THE RISE OF NURSE PRACTITIONERS
There are no official numbers of nurse partners in the UK; most are advanced nurse practitioners (ANPs) who have seized an opportunity to develop the autonomy their advanced clinical skills have given them.
It has been possible for nurses to become partners in a general practice since 1997 by taking advantage of the PMS contract. However, it was the 2004 GMS contract that ‘opened the gates’ for non GPs to become partners in practices. It is generally acknowledged that the majority of the Quality and Outcomes Framework effort is undertaken by nurses. This involvement in income generation has been given as one of the reasons that nurses may wish to become profit-sharing partners.1
A qualitative inquiry (S Nutbrown, unpublished data, 2015), used interviews with GPs, practice managers, nurse partners, and nursing team members to generate a thematic analysis of two interconnected networks: the first (Stepping out the Box) illuminated the unique qualities of nurse partners and the second (Toe in the Water)described aspects of the culture and environment of the practices in which they worked.
Nurse partners are practising nursing differently to some extent, and have ‘stepped out of the nursing box’. However, their nurse background enables them to be influential within their practices; able to manage risk and uncertainty and be entrepreneurial. Nurse partners are capable of taking advantage of the changing climate of primary care. They embrace multiprofessional working; play a major role in the senior management team of partners and are considered valuable to the business of providing primary care services to the practice population. Practices with nurse partners have cautiously put a ‘toe in the water’ by accepting a nurse as a partner. They are treading carefully with this change in organisational culture and environment, and the nurses they have accepted as partners have been longstanding members of their practice team.
Historically, health professional cultures have cultivated a hierarchical power struggle which tests the multiprofessional team process.2 The differences of power, perspective, education, pay status, class, and sex have traditionally made the relationship between nurses and doctors complicated. There needs to be a willingness by GP partners to accept a shift in the traditional hierarchy between nursing and medicine and nurse partners need to recognise and accept the power they hold. The entrepreneurship and expertise demonstrated by nurse partners in multiprofessional working is vital to the continuation of modern effective primary health care. A nurse at the ‘top table’ shows a commitment to multiprofessional working.
Increasingly, modern general practice has an important role of coordinating care and working in partnership with people living with comorbidities who require support with self-management. Evidence shows that appropriately prepared nurses are well able to undertake the management of long-term conditions and first contact work,3,4 thereby enabling GPs to have more time for those patients with complex needs.
Having a nurse partner, who understands the importance of skill mix and a well-trained nursing team, can improve the quality and efficiency of the practice. The entrepreneurial qualities of nurse partners enable them to identify and act on opportunities to change traditional ways of working.
The workforce ‘crisis’ in general practice has led to new roles being developed, for example physician assistants and associate practitioner. Rather than inventing new roles, investment should be in developing nurse education with primary care as a major pathway. Good general practice training placements for pre-registration nurses will support them to develop the competences needed to work effectively in primary and community care settings. A defined career framework to include nurse partners would emphasise the possibilities of a career in general practice and the potential to be ‘on the Board’ of the new primary care organisations.

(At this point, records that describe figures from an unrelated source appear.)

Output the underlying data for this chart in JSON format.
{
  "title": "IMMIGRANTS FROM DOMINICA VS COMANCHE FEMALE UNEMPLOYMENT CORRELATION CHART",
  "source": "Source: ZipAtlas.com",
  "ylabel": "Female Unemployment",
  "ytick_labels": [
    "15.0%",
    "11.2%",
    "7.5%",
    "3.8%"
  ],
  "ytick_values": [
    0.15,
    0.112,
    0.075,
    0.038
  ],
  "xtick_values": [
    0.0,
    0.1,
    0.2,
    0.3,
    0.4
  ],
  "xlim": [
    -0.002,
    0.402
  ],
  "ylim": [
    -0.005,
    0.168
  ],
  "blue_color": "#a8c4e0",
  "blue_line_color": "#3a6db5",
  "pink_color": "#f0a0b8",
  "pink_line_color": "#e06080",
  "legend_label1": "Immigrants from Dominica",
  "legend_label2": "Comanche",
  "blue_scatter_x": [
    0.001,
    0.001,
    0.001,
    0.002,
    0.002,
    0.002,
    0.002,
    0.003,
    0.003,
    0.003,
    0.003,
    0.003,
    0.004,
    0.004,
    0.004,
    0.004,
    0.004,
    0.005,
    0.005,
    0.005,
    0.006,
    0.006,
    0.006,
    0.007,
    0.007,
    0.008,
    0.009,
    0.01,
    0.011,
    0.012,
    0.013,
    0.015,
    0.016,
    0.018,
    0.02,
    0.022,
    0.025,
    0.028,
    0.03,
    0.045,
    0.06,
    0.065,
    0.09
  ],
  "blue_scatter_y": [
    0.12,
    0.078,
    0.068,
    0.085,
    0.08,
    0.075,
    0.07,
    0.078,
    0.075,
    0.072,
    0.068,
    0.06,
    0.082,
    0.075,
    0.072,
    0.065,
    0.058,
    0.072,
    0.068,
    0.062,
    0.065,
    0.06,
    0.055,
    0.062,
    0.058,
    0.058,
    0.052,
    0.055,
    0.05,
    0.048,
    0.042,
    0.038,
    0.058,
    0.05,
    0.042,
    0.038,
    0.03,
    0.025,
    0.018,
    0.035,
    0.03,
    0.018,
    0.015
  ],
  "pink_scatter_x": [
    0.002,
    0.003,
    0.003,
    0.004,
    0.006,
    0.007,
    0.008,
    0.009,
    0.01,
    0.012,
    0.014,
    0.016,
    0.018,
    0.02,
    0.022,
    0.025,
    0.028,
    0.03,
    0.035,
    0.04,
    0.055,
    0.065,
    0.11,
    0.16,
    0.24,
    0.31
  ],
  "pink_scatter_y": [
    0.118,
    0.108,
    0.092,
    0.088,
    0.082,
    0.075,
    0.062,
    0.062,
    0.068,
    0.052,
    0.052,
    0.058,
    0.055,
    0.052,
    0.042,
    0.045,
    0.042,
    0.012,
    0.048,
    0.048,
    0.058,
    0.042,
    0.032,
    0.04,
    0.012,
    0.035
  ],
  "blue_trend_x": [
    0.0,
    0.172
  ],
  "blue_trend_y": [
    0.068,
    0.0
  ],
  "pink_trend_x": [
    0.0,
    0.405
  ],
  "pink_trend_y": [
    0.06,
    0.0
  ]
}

The entrepreneurship shown by nurse partners enables them to act in a short time frame and to chase an opportunity quickly. They are prepared to take risks; able to manage resources, and have a strong self-image and self-confidence. Nurse partners push boundaries and are influential in how services are provided for the practice population. Nurse partners need to be more assertive to break down the traditional barriers between nurses and doctors and CCGs must recognise nurse partners as equal to GP partners and accept their unique value to the process of commissioning health care for their populations.
General practice is changing; the ‘corner shop’ business model is becoming less and less viable. The new care delivery options5 will involve more integrated working; federations and neighbourhoods that will need to incorporate multiprofessional working. It is vital that these larger primary care organisations have a strong multiprofessional leadership that includes nurses. It is important that nurse partners are more widely recognised; thereby inspiring innovative and experienced general practice nurses to contemplate a partnership.